Operasi tersebut menjadi perhatian luas setelah beredar video yang memperlihatkan penyidik menemukan sebuah brankas berukuran besar yang diduga disembunyikan di balik dinding bangunan. Selain itu, aparat juga tampak mengamankan koper-koper berisi uang tunai dalam berbagai mata uang, batangan emas, dokumen, serta barang bukti lain yang diduga memiliki keterkaitan dengan perkara yang tengah diselidiki.
Informasi yang berkembang menyebutkan lokasi penggeledahan meliputi sebuah money changer, Kafe de’Clan Signature di Cipete, serta beberapa titik lainnya. Sejumlah lokasi tersebut disebut-sebut dikaitkan dengan Jaksa Agung Muda Tindak Pidana Khusus (Jampidsus) Febrie Adriansyah.
Namun demikian, hingga berita ini diterbitkan, belum terdapat pernyataan resmi dari penyidik yang menyatakan kepemilikan aset yang disita maupun menetapkan status hukum terhadap pihak-pihak yang dikaitkan dengan lokasi penggeledahan tersebut. Seluruh temuan masih dalam proses verifikasi penyidik.
Rumah Jampidsus Dijaga Personel TNI
Di tengah berlangsungnya proses penyidikan, perhatian publik juga tertuju pada kondisi rumah dinas maupun kediaman Jampidsus Febrie Adriansyah di kawasan Kramat Pela, Jakarta Selatan.
Berdasarkan rekaman video dan sejumlah laporan yang beredar, puluhan personel TNI terlihat berjaga di sekitar lokasi. Sebagian personel tampak mengenakan seragam loreng lengkap, sementara lainnya berpakaian sipil dengan tetap melakukan pengamanan di area sekitar rumah.
Belum terdapat penjelasan resmi mengenai tujuan maupun dasar pengamanan tersebut. Hingga kini belum ada keterangan yang menghubungkan pengamanan itu dengan proses penyidikan yang sedang berlangsung. Karena itu, segala bentuk spekulasi mengenai alasan pengamanan tersebut masih harus menunggu penjelasan resmi dari instansi berwenang.
Diduga Berkaitan dengan Sejumlah Perkara Strategis
Kepala Kortas Tipikor Polri sebelumnya menyampaikan bahwa rangkaian penggeledahan dilakukan dalam pengembangan beberapa perkara dugaan tindak pidana korupsi dan tindak pidana pencucian uang (TPPU), yang di antaranya meliputi:
- Dugaan korupsi pengadaan batu bara untuk PLTU periode 2018–2026.

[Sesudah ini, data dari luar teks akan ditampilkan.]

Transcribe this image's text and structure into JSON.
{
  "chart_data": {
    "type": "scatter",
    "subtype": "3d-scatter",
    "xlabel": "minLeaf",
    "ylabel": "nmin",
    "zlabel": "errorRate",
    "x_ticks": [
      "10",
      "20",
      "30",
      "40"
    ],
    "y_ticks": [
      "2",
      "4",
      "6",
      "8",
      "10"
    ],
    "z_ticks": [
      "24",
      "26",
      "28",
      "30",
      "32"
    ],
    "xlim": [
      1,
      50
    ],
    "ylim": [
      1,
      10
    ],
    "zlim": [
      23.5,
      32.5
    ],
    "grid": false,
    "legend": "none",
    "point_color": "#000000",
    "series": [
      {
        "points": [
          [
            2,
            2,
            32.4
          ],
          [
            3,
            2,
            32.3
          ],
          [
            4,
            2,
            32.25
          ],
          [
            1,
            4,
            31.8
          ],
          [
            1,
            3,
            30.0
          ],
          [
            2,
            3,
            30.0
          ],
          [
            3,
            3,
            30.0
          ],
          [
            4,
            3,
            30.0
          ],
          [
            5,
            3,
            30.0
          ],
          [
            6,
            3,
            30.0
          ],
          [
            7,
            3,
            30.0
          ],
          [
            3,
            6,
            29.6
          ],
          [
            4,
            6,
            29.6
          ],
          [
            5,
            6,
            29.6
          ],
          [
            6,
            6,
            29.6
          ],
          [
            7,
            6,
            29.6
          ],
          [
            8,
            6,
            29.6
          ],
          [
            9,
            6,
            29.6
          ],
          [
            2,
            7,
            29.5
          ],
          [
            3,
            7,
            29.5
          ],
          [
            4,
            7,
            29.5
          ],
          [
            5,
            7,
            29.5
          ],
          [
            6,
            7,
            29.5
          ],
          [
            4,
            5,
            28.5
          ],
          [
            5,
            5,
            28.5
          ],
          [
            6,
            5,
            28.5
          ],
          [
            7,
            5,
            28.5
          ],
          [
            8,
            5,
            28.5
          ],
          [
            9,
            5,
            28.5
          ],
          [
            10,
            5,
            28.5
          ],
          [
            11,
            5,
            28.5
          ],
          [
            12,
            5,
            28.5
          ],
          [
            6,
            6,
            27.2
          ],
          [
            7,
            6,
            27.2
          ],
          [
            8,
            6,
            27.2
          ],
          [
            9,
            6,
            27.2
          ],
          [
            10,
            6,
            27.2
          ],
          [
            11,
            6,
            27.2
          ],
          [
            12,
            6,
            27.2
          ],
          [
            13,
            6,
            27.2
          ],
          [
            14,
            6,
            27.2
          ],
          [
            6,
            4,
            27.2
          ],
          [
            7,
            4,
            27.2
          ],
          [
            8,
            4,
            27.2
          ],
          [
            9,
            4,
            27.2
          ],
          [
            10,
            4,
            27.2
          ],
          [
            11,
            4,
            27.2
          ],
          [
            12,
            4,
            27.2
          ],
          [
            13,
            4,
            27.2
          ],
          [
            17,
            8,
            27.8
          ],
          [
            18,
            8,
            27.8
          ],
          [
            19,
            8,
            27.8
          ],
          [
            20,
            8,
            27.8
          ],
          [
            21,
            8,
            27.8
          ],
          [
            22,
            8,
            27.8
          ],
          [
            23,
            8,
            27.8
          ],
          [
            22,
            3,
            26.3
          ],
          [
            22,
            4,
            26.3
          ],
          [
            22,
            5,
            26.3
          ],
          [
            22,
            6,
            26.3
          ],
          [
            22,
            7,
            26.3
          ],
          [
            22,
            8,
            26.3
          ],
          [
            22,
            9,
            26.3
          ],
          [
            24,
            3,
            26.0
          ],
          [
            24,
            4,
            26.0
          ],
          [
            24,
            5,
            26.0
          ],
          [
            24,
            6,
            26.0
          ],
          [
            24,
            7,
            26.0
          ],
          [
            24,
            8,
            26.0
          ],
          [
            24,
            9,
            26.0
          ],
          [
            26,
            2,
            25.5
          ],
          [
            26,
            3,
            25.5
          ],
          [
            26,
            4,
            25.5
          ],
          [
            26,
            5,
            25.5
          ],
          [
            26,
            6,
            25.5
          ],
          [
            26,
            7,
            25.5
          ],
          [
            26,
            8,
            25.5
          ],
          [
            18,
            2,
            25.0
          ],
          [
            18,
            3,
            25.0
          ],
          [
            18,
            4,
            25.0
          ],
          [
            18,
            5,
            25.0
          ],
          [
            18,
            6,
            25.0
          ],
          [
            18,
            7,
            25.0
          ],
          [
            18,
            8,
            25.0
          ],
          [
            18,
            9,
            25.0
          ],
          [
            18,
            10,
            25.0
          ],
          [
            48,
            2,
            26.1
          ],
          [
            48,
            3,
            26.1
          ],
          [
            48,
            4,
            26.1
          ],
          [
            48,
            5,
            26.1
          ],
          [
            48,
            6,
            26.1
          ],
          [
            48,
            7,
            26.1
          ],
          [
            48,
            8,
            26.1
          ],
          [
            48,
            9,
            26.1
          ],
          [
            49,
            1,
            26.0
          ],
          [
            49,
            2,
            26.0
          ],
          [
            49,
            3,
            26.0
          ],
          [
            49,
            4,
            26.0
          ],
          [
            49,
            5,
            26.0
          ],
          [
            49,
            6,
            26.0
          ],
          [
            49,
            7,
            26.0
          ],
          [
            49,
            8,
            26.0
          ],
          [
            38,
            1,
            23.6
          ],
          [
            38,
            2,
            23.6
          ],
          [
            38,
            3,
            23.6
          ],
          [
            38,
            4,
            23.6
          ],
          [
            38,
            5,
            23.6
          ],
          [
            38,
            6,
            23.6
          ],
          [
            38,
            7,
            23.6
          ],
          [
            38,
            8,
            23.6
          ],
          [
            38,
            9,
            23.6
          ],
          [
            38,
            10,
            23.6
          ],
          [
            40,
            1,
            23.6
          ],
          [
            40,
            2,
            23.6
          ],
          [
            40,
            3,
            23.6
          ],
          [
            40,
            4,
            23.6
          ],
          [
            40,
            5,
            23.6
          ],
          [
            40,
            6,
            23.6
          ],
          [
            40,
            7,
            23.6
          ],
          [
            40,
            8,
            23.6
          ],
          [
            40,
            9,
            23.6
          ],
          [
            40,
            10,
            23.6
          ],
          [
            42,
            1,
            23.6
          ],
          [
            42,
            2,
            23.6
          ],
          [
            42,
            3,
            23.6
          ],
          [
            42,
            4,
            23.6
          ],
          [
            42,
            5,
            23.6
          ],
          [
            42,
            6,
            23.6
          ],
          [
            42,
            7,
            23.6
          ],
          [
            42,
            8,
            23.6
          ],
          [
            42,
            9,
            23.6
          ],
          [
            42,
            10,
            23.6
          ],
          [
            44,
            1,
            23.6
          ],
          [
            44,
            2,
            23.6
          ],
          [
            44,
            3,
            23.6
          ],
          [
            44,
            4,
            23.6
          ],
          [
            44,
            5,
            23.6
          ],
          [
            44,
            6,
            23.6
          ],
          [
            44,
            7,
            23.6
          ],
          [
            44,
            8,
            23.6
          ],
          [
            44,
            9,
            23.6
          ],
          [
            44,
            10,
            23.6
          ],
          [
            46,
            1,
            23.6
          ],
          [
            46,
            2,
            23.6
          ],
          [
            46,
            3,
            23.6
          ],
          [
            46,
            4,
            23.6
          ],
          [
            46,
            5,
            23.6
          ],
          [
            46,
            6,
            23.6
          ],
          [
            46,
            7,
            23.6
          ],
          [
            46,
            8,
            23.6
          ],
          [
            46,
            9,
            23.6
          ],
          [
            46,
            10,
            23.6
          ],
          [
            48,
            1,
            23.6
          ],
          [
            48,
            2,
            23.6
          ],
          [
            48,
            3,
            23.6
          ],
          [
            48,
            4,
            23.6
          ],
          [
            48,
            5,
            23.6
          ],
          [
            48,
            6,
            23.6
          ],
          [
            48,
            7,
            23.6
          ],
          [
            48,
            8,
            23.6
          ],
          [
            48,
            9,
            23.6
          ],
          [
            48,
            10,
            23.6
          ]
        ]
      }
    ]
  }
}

- Dugaan korupsi dan TPPU pada PT Asabri.
- Dugaan korupsi penyelesaian utang PT CBS kepada PT Krakatau National Resources (KNI).
Penyidik saat ini masih melakukan pendalaman terhadap seluruh barang bukti yang telah diamankan melalui pemeriksaan digital forensik, analisis dokumen, penelusuran aliran dana (asset tracing), serta verifikasi legalitas kepemilikan aset.
Penggeledahan Masih Tahap Pembuktian
Secara hukum, penggeledahan merupakan kewenangan penyidik sebagaimana diatur dalam Kitab Undang-Undang Hukum Acara Pidana (KUHAP) untuk mencari, menemukan, dan mengamankan alat bukti.
Seluruh barang yang disita nantinya akan diuji keterkaitannya dengan dugaan tindak pidana melalui proses penyidikan. Dengan demikian, tidak setiap barang yang ditemukan dapat langsung dianggap sebagai hasil kejahatan ataupun menjadi dasar penetapan kesalahan seseorang.
Status hukum setiap pihak tetap harus ditentukan berdasarkan alat bukti yang sah dan mekanisme pembuktian di persidangan.
Asas Praduga Tak Bersalah Harus Tetap Dijunjung
NusaKhatulistiwa.com menegaskan bahwa seluruh perkembangan perkara ini masih berada pada tahap penyidikan. Sampai terdapat putusan pengadilan yang telah berkekuatan hukum tetap (inkrah), setiap pihak yang disebut atau dikaitkan dengan perkara wajib diperlakukan sebagai belum bersalah sesuai asas presumption of innocence (praduga tak bersalah).
Publik kini menantikan penjelasan resmi lebih lanjut dari Polri mengenai hasil penggeledahan, status barang bukti yang telah diamankan, serta perkembangan penyidikan terhadap perkara yang disebut berkaitan dengan sejumlah dugaan korupsi bernilai besar tersebut.
Kasus ini diperkirakan masih akan terus berkembang seiring pemeriksaan saksi-saksi, analisis terhadap barang bukti, serta penelusuran aliran dana yang diduga berkaitan dengan tindak pidana yang sedang ditangani aparat penegak hukum.